Colosio: “Mi occupo di Covid, dolore per vicenda Ramelli”

Esiste il diritto all’oblio, la costanza di lavorare ogni giorno per provare a mettersi gli errori alle spalle, la volontà di condividere il proprio sapere con gli altri, il pudore di sapere che il passato pesa e il silenzio è una medicina contro gli slogan degli estremisti politici, di qualunque colore. “Devo mantenere la concentrazione sul mio lavoro, per provare a salvare la vita di chi lotta contro il Covid-19”, dice Claudio Colosio all’Adnkronos.  

Responsabile di medicina del lavoro dell’ospedale San Paolo di Milano, il suo nome era tra quelli scelti per far parte del Comitato tecnico scientifico della Regione Lombardia per l’emergenza coronavirus poi il passato ha ripresentato il conto: il medico, oggi 67enne, è stato coinvolto nell’omicidio di Sergio Ramelli, il 19enne appartenente al Fronte della Gioventù, ucciso a Milano il 13 marzo 1975. Condannato in via definitiva a 7 anni e 9 mesi per omicidio preterintenzionale, “oggi mi ritrovo a fare i conti con una triste vicenda accaduta 45 anni fa. Fatico a parlare di una storia che ha causato tanto dolore. Credo sia il momento di pensare ad una vera riconciliazione nazionale, anche a fronte della tragica emergenza che vi stiamo vivendo. Spero che i giovani si impegnino su obbiettivi veri e non ripetano più gli errori del passato”.  

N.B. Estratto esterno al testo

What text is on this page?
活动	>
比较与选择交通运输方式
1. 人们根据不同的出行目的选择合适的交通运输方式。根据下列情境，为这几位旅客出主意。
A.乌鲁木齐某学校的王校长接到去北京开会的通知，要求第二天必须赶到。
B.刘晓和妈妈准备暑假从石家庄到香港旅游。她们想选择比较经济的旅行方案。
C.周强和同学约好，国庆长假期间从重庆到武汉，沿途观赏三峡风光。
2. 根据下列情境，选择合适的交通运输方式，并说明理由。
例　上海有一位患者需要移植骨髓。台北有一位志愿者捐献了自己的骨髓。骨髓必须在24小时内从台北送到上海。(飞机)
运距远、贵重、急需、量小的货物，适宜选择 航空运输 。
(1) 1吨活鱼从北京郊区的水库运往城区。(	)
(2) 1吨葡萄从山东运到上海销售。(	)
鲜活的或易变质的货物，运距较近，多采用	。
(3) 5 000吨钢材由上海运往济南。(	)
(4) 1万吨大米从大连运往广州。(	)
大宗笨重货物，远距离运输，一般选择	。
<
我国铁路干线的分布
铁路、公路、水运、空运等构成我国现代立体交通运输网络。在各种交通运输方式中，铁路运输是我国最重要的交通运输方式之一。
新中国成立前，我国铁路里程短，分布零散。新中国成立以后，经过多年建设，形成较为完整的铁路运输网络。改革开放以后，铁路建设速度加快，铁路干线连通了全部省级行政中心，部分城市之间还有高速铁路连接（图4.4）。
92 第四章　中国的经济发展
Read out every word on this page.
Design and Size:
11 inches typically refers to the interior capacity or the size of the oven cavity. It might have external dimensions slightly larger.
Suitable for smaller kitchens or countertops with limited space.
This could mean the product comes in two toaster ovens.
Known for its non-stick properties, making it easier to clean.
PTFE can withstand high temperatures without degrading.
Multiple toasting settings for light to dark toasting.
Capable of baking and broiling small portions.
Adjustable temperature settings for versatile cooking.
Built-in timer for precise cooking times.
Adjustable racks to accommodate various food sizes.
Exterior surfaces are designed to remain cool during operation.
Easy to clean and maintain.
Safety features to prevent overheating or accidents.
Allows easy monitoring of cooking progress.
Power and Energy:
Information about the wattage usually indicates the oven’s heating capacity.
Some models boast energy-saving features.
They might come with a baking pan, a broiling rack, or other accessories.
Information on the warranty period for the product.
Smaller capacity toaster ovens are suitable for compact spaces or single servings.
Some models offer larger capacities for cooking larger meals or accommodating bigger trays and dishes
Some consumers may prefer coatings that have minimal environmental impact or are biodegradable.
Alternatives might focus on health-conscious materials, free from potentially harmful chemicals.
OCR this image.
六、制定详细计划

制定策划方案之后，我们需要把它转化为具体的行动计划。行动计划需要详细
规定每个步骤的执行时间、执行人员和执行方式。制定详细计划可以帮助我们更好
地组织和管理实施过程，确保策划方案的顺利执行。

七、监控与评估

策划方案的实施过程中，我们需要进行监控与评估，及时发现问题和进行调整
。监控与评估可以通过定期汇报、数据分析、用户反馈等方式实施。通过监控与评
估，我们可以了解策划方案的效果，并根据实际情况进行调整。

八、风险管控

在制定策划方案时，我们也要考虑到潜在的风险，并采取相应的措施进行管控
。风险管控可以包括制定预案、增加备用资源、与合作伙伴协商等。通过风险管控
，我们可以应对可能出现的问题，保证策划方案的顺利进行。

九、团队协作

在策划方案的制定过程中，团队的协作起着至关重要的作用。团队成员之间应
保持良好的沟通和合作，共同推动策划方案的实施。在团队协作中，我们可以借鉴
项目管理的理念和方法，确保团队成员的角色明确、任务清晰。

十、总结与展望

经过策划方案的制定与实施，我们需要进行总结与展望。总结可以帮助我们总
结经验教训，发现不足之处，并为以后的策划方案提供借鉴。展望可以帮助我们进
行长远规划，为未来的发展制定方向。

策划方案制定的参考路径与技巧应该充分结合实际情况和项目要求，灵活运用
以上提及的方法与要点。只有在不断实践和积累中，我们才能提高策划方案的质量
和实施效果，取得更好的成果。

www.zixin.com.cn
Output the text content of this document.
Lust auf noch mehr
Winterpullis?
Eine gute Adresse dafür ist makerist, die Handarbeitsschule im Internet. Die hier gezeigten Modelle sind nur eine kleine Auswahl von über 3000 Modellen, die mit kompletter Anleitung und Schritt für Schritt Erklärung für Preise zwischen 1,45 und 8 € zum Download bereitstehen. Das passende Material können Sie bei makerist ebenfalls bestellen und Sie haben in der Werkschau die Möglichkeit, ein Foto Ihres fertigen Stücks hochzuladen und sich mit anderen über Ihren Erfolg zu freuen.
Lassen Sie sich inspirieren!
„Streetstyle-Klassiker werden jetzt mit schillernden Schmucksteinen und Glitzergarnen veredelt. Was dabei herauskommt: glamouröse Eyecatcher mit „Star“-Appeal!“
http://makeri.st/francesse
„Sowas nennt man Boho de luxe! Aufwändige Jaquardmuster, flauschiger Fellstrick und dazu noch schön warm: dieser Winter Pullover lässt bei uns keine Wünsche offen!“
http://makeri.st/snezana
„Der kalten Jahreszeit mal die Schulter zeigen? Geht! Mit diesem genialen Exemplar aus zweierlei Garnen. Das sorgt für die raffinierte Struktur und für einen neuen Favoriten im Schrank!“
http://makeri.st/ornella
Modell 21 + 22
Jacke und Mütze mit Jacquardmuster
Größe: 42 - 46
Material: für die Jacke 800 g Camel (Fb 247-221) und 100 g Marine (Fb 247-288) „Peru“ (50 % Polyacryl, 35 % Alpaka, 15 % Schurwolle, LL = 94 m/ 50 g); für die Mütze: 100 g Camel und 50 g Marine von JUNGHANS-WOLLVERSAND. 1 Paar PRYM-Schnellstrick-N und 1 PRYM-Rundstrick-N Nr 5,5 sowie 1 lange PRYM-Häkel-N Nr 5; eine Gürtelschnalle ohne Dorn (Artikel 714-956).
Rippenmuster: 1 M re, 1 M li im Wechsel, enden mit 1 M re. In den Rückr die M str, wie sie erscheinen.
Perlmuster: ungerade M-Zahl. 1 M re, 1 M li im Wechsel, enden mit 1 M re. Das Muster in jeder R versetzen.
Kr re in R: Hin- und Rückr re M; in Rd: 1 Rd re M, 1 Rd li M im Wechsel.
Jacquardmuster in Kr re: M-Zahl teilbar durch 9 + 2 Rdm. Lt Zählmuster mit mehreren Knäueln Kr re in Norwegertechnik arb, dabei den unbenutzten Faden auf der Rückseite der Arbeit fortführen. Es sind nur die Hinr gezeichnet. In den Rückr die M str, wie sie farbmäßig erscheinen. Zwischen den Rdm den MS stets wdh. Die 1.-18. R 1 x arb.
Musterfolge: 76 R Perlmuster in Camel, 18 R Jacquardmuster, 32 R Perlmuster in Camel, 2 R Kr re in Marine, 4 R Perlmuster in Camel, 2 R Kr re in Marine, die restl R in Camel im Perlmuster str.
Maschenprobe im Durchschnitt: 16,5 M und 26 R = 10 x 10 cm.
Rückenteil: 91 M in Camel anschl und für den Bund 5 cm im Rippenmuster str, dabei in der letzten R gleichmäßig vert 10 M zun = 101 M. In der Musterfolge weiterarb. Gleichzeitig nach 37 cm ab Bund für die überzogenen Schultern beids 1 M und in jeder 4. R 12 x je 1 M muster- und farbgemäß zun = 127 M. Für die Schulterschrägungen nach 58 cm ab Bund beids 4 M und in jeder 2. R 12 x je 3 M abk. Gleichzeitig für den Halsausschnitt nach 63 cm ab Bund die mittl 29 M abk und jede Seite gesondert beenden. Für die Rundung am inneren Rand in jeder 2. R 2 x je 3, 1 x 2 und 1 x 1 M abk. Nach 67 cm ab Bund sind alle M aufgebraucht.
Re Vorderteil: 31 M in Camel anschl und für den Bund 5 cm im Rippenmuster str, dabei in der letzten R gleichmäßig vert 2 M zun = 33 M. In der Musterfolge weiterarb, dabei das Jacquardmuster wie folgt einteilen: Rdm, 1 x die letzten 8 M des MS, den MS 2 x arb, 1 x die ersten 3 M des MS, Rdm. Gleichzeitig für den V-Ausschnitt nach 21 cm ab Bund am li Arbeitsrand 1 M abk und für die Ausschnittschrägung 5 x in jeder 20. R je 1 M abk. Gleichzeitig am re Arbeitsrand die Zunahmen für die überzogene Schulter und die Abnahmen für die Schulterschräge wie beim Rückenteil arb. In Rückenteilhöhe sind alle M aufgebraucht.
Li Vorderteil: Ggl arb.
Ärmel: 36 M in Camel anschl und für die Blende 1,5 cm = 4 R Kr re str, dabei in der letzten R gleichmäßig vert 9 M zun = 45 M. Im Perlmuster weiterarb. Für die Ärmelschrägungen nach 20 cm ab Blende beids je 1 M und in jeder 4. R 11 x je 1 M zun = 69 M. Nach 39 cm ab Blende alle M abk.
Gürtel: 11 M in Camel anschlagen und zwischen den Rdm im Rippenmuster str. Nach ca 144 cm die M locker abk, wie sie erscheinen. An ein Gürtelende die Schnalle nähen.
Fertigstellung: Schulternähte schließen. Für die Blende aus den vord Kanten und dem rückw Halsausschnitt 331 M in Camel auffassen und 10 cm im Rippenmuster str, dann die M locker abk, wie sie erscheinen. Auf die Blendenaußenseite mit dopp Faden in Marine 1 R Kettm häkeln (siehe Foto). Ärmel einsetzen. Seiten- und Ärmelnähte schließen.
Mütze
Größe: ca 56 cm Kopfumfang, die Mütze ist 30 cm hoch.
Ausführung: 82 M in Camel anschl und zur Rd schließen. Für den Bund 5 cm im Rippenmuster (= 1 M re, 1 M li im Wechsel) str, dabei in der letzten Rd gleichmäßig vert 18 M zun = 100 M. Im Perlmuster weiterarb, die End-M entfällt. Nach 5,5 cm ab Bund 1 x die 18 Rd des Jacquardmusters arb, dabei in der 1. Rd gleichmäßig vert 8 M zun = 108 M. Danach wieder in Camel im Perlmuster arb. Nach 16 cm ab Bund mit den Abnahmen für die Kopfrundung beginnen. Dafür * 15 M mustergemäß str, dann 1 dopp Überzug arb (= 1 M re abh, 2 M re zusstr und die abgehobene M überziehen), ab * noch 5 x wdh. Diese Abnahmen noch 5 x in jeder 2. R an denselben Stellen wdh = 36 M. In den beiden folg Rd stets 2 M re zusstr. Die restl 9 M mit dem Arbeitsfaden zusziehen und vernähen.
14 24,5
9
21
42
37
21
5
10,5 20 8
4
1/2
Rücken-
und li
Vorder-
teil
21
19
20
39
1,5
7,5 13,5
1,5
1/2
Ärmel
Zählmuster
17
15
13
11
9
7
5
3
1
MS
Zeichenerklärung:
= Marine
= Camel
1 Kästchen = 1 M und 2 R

Una storia mai dimenticata, che ancora una volta, però, rimette in gioco tutto. “Non mi sono mai nascosto: ho pagato, ho fatto un percorso, insegno all’università, sono un’altra persona e la mia fedina penale è pulita dopo la riabilitazione. Quello che voglio è continuare a fare il mio lavoro: concentrarmi sulla didattica e far vedere i risultati che stiamo raggiungendo nella battaglia contro il virus”, conclude Colosio.